1.4 Linear Algebra in Deep Learning

Layers as Linear Transformations

A fully connected layer is fundamentally a linear transformation:

$\mathbf{y} = W\mathbf{x} + \mathbf{b}$

where $\mathbf{x} \in \mathbb{R}^n$ , $W \in \mathbb{R}^{m \times n}$ , $\mathbf{b} \in \mathbb{R}^m$ , $\mathbf{y} \in \mathbb{R}^m$ .

Without non-linear activation functions, stacking multiple layers reduces to a single linear transformation — which is why activations like ReLU and Sigmoid are essential.

Batch Processing

For a batch of $B$ samples processed simultaneously:

$Y = XW^T + \mathbf{b}$

where $X \in \mathbb{R}^{B \times n}$ and $Y \in \mathbb{R}^{B \times m}$ . GPUs are optimized for exactly this type of large-scale matrix multiplication.

2. Calculus

Calculus governs how deep learning models learn. Gradient descent — the engine of learning — relies entirely on differentiation.

2.1 Differentiation

Limit Definition of Derivative

$f'(x) = \lim_{h \to 0} \frac{f(x+h) - f(x)}{h}$

This is the instantaneous rate of change — the slope of the tangent line at point $x$ .

Basic Differentiation Rules

Power rule: $(x^n)' = nx^{n-1}$
Sum rule: $(f+g)' = f' + g'$
Product rule: $(fg)' = f'g + fg'$
Quotient rule: $(f/g)' = (f'g - fg') / g^2$
Chain rule: $[f(g(x))]' = f'(g(x)) \cdot g'(x)$

Derivatives of common deep learning functions:

$\frac{d}{dx}(e^x) = e^x$
$\frac{d}{dx}(\ln x) = \frac{1}{x}$
$\frac{d}{dx}(\sigma(x)) = \sigma(x)(1 - \sigma(x))$ (Sigmoid)
$\frac{d}{dx}(\tanh(x)) = 1 - \tanh^2(x)$
$\frac{d}{dx}(\text{ReLU}(x)) = \begin{cases} 1 & x > 0 \\ 0 & x \leq 0 \end{cases}$

Partial Derivatives

For a multi-variable function, differentiate with respect to one variable while treating all others as constants:

$\frac{\partial f}{\partial x_i}$

For $f(x, y) = x^2 + 3xy + y^2$ :

$\frac{\partial f}{\partial x} = 2x + 3y, \quad \frac{\partial f}{\partial y} = 3x + 2y$

Gradient

The gradient collects all partial derivatives into a vector:

$\nabla f = \begin{bmatrix} \frac{\partial f}{\partial x_1} \\ \frac{\partial f}{\partial x_2} \\ \vdots \\ \frac{\partial f}{\partial x_n} \end{bmatrix}$

The gradient points in the direction of steepest ascent.

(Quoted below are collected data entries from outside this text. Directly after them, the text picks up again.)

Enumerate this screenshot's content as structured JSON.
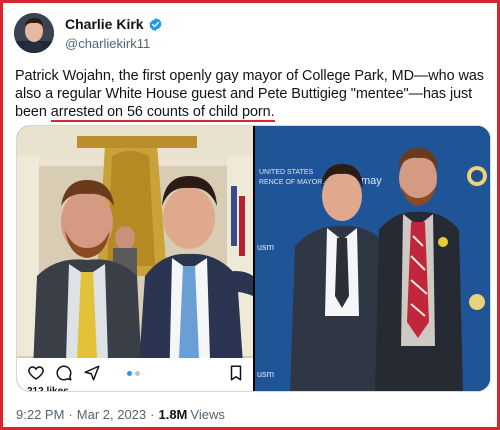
{
  "author": {
    "display_name": "Charlie Kirk",
    "handle": "@charliekirk11",
    "verified": true,
    "verified_color": "#1d9bf0"
  },
  "tweet": {
    "text_parts": [
      "Patrick Wojahn, the first openly gay mayor of College Park, MD—who was also a regular White House guest and Pete Buttigieg \"mentee\"—has just been ",
      "arrested on 56 counts of child porn.",
      ""
    ]
  },
  "media": {
    "photo_right_sign_1": "UNITED STATES",
    "photo_right_sign_2": "RENCE OF MAYORS",
    "photo_right_sign_3": "may",
    "photo_right_sign_4": "usm",
    "photo_right_sign_5": "usm",
    "photo_left_likes": "212 likes",
    "icons": [
      "heart-icon",
      "comment-icon",
      "share-icon",
      "bookmark-icon"
    ]
  },
  "meta": {
    "time": "9:22 PM",
    "separator": "·",
    "date": "Mar 2, 2023",
    "views_count": "1.8M",
    "views_label": "Views"
  },
  "colors": {
    "frame_red": "#d9262e",
    "text": "#0f1419",
    "muted": "#536471",
    "accent": "#1d9bf0"
  }
}
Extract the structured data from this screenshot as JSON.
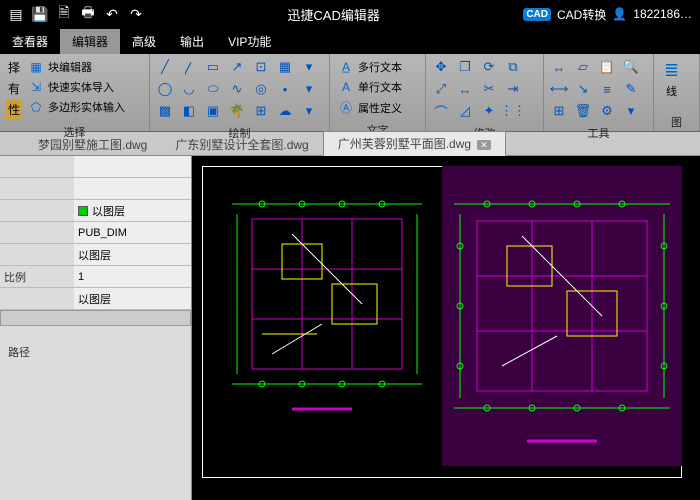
{
  "app": {
    "title": "迅捷CAD编辑器",
    "user": "1822186…",
    "convert": "CAD转换"
  },
  "qat": [
    "new",
    "save",
    "pdf",
    "print",
    "undo",
    "redo"
  ],
  "tabs": {
    "items": [
      "查看器",
      "编辑器",
      "高级",
      "输出",
      "VIP功能"
    ],
    "active": 1
  },
  "ribbon": {
    "select": {
      "label": "选择",
      "col1": [
        "择",
        "有",
        "性"
      ],
      "rows": [
        "块编辑器",
        "快速实体导入",
        "多边形实体输入"
      ]
    },
    "draw": {
      "label": "绘制"
    },
    "text": {
      "label": "文字",
      "rows": [
        "多行文本",
        "单行文本",
        "属性定义"
      ]
    },
    "modify": {
      "label": "修改"
    },
    "tool": {
      "label": "工具"
    },
    "layer": {
      "label": "图",
      "btn": "线"
    }
  },
  "docs": {
    "items": [
      "梦园别墅施工图.dwg",
      "广东别墅设计全套图.dwg",
      "广州芙蓉别墅平面图.dwg"
    ],
    "active": 2
  },
  "props": {
    "rows": [
      {
        "k": "",
        "v": ""
      },
      {
        "k": "",
        "v": ""
      },
      {
        "k": "",
        "v": "以图层",
        "swatch": true
      },
      {
        "k": "",
        "v": "PUB_DIM"
      },
      {
        "k": "",
        "v": "以图层"
      },
      {
        "k": "比例",
        "v": "1"
      },
      {
        "k": "",
        "v": "以图层"
      }
    ],
    "path_label": "路径"
  }
}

To minimize a loss function, move in the opposite direction (gradient descent).

Jacobian Matrix

For a vector function $\mathbf{f}: \mathbb{R}^n \to \mathbb{R}^m$ , the Jacobian collects all first-order partial derivatives:

$J_{ij} = \frac{\partial f_i}{\partial x_j}$

Hessian Matrix

The matrix of second-order partial derivatives for a scalar function:

$H_{ij} = \frac{\partial^2 f}{\partial x_i \partial x_j}$

Eigenvalues of the Hessian indicate curvature: all positive means local minimum, all negative means local maximum, mixed signs indicate a saddle point.

import numpy as np

def numerical_gradient(f, x, h=1e-5):
    """Compute gradient numerically via central differences"""
    grad = np.zeros_like(x)
    for i in range(len(x)):
        x_plus = x.copy(); x_plus[i] += h
        x_minus = x.copy(); x_minus[i] -= h
        grad[i] = (f(x_plus) - f(x_minus)) / (2 * h)
    return grad

# f(x, y) = x^2 + 2y^2
def f(x):
    return x[0]**2 + 2 * x[1]**2

x0 = np.array([3.0, 4.0])
grad = numerical_gradient(f, x0)
print(f"Numerical gradient: {grad}")          # [6.0, 16.0]
print(f"Analytic gradient: [{2*x0[0]}, {4*x0[1]}]")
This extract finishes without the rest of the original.